2 – Potentiel rapprochement Linde/BOC
Après des mois de rumeurs, le groupe spécialisé dans les gaz industriels BOC, concurrent d'Air Liquide, avait confirmé fin janvier qu’il avait été approché par l’allemand Linde. L’offre du spécialiste allemand dans le secteur gazier valorisait le groupe britannique à quelques 11 milliards d’euros. Lequel avait refusé aussitôt cette première offre de Linde, le montant de la proposition étant considérée comme insuffisante par le conseil d'administration de BOC.
La déclaration de Linde était de nature à inciter les autres concurrents du secteur, tels les américains Air Products et Praxair à établir également une offre. D’autant plus qu’Air Products avait réalisé avec Air Liquide une offre sur le britannique en 1999. Avec l’acquisition en janvier 2004 des activités de l’allemand Messer, les analystes ne voyaient pas de prime abord Air Liquide se placer sur cette opération.
Contrairement aux rumeurs du week-end dernier à Londres, le dossier Linde-BOC n'a pas encore abouti. Cependant, des discussions entre les deux groupes semblent s'amorcer. Même si aucun accord n'a encore été trouvé, l'offre aurait été réévaluée à hauteur de 11,8 milliards d'euros, une OPA amicale pourrait être envisagée. L'opération pourrait encore nécessiter plusieurs semaines et obliger Linde à certaines cessions pour financer le rachat de BOC et répondre aux exigences des lois anti-trust américaines.
3 – Contre-offensive d'Air Liquide sur BOC ?
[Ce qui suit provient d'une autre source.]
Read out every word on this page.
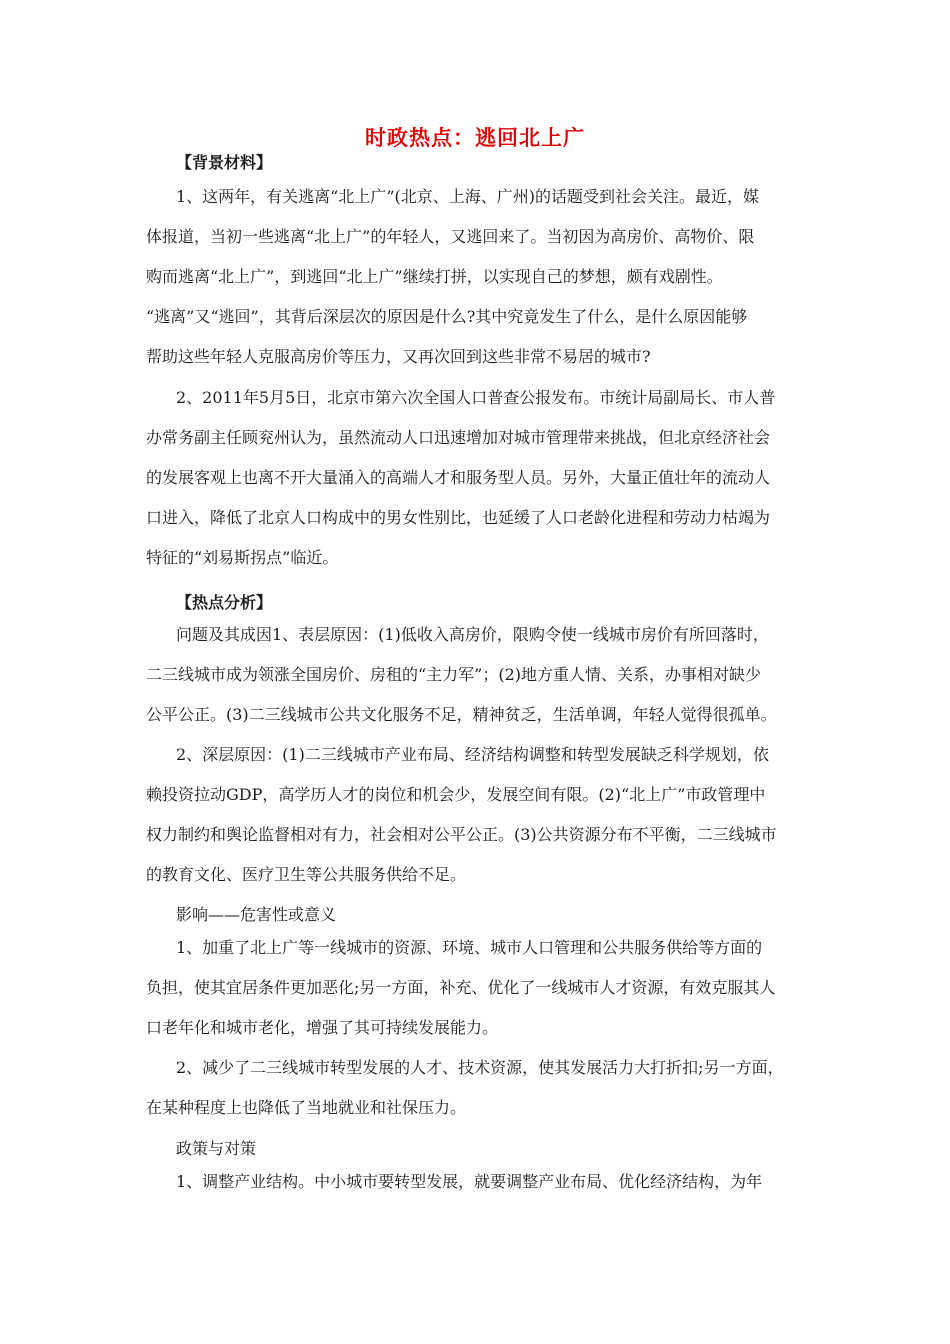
时政热点：逃回北上广
【背景材料】
1、这两年，有关逃离“北上广”(北京、上海、广州)的话题受到社会关注。最近，媒
体报道，当初一些逃离“北上广”的年轻人，又逃回来了。当初因为高房价、高物价、限
购而逃离“北上广”，到逃回“北上广”继续打拼，以实现自己的梦想，颇有戏剧性。
“逃离”又“逃回”，其背后深层次的原因是什么?其中究竟发生了什么，是什么原因能够
帮助这些年轻人克服高房价等压力，又再次回到这些非常不易居的城市?
2、2011年5月5日，北京市第六次全国人口普查公报发布。市统计局副局长、市人普
办常务副主任顾兖州认为，虽然流动人口迅速增加对城市管理带来挑战，但北京经济社会
的发展客观上也离不开大量涌入的高端人才和服务型人员。另外，大量正值壮年的流动人
口进入，降低了北京人口构成中的男女性别比，也延缓了人口老龄化进程和劳动力枯竭为
特征的“刘易斯拐点”临近。
【热点分析】
问题及其成因1、表层原因：(1)低收入高房价，限购令使一线城市房价有所回落时，
二三线城市成为领涨全国房价、房租的“主力军”；(2)地方重人情、关系，办事相对缺少
公平公正。(3)二三线城市公共文化服务不足，精神贫乏，生活单调，年轻人觉得很孤单。
2、深层原因：(1)二三线城市产业布局、经济结构调整和转型发展缺乏科学规划，依
赖投资拉动GDP，高学历人才的岗位和机会少，发展空间有限。(2)“北上广”市政管理中
权力制约和舆论监督相对有力，社会相对公平公正。(3)公共资源分布不平衡，二三线城市
的教育文化、医疗卫生等公共服务供给不足。
影响——危害性或意义
1、加重了北上广等一线城市的资源、环境、城市人口管理和公共服务供给等方面的
负担，使其宜居条件更加恶化;另一方面，补充、优化了一线城市人才资源，有效克服其人
口老年化和城市老化，增强了其可持续发展能力。
2、减少了二三线城市转型发展的人才、技术资源，使其发展活力大打折扣;另一方面，
在某种程度上也降低了当地就业和社保压力。
政策与对策
1、调整产业结构。中小城市要转型发展，就要调整产业布局、优化经济结构，为年
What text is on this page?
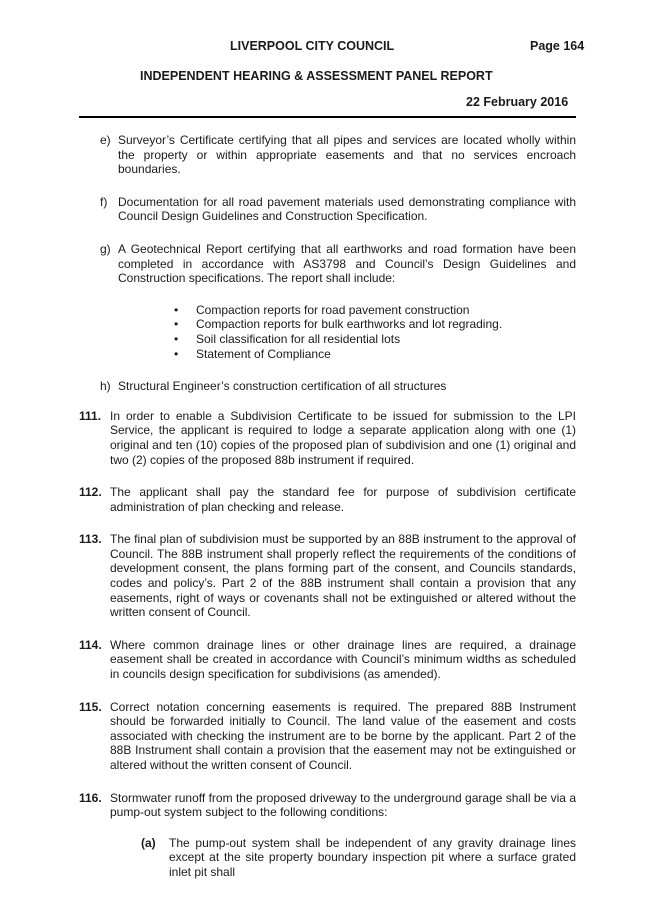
LIVERPOOL CITY COUNCIL	Page 164
INDEPENDENT HEARING & ASSESSMENT PANEL REPORT
22 February 2016
e) Surveyor’s Certificate certifying that all pipes and services are located wholly within the property or within appropriate easements and that no services encroach boundaries.

f) Documentation for all road pavement materials used demonstrating compliance with Council Design Guidelines and Construction Specification.

g) A Geotechnical Report certifying that all earthworks and road formation have been completed in accordance with AS3798 and Council’s Design Guidelines and Construction specifications. The report shall include:

• Compaction reports for road pavement construction
• Compaction reports for bulk earthworks and lot regrading.
• Soil classification for all residential lots
• Statement of Compliance
h) Structural Engineer’s construction certification of all structures

111. In order to enable a Subdivision Certificate to be issued for submission to the LPI Service, the applicant is required to lodge a separate application along with one (1) original and ten (10) copies of the proposed plan of subdivision and one (1) original and two (2) copies of the proposed 88b instrument if required.

112. The applicant shall pay the standard fee for purpose of subdivision certificate administration of plan checking and release.

113. The final plan of subdivision must be supported by an 88B instrument to the approval of Council. The 88B instrument shall properly reflect the requirements of the conditions of development consent, the plans forming part of the consent, and Councils standards, codes and policy’s. Part 2 of the 88B instrument shall contain a provision that any easements, right of ways or covenants shall not be extinguished or altered without the written consent of Council.

114. Where common drainage lines or other drainage lines are required, a drainage easement shall be created in accordance with Council’s minimum widths as scheduled in councils design specification for subdivisions (as amended).

115. Correct notation concerning easements is required. The prepared 88B Instrument should be forwarded initially to Council. The land value of the easement and costs associated with checking the instrument are to be borne by the applicant. Part 2 of the 88B Instrument shall contain a provision that the easement may not be extinguished or altered without the written consent of Council.

116. Stormwater runoff from the proposed driveway to the underground garage shall be via a pump-out system subject to the following conditions:

(a) The pump-out system shall be independent of any gravity drainage lines except at the site property boundary inspection pit where a surface grated inlet pit shall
A l'heure actuelle, Air Liquide se dit observer de près le rapprochement entre Linde et BOC. Très puissant en Europe, le groupe souhaiterait se renforcer en Asie. De plus, l'opération aurait notamment pour conséquence de détrôner Air Liquide de sa place de numéro un mondial (avec 18% du marché), selon l'étendue du périmètre qui serait conservé à l'issue de l'offre (lequel dépendra des cessions exigées par les autorités antitrust européennes et américaines).
Pour rappel, Air Liquide avait aussi fait une offre sur BOC au printemps 2000, mais celle-ci avait été bloquée par les autorités de la concurrence américaines. Face à ce scénario, Air liquide réfléchirait à une contre-offensive, selon certaines rumeurs qui n'ont pas été commentées par le groupe. Une telle éventualité semble néanmoins complexe, du fait notamment de l'acquisition très rapide de l'allemand Messer, et de l'éventuel abus de position dominante que pourrait représenter une prise de contrôle de BOC. Il est également peu probable que l'Autorité américaine modifie son avis sur le dossier.
Pour certains, une fusion entre Linde et BOC ne mettrait pas Air liquide en danger. Le groupe est bien implanté sur ses marchés et se positionne en force sur des secteurs comme l'hydrogène et la santé. Air liquide s'est d'ailleurs déclaré confiant dans sa capacité à mener, en 2006, une croissance soutenue, grâce en partie à une forte demande asiatique.
Pour 2005, Air liquide a confirmé l'anticipation d'une hausse à deux chiffres de son résultat net. Les résultats sont publiés lundi prochain. A cette occasion, Benoît Potier, le président du directoire d'Air Liquide, pourrait évoquer les conséquences pour son groupe d'un rapprochement entre Linde et BOC.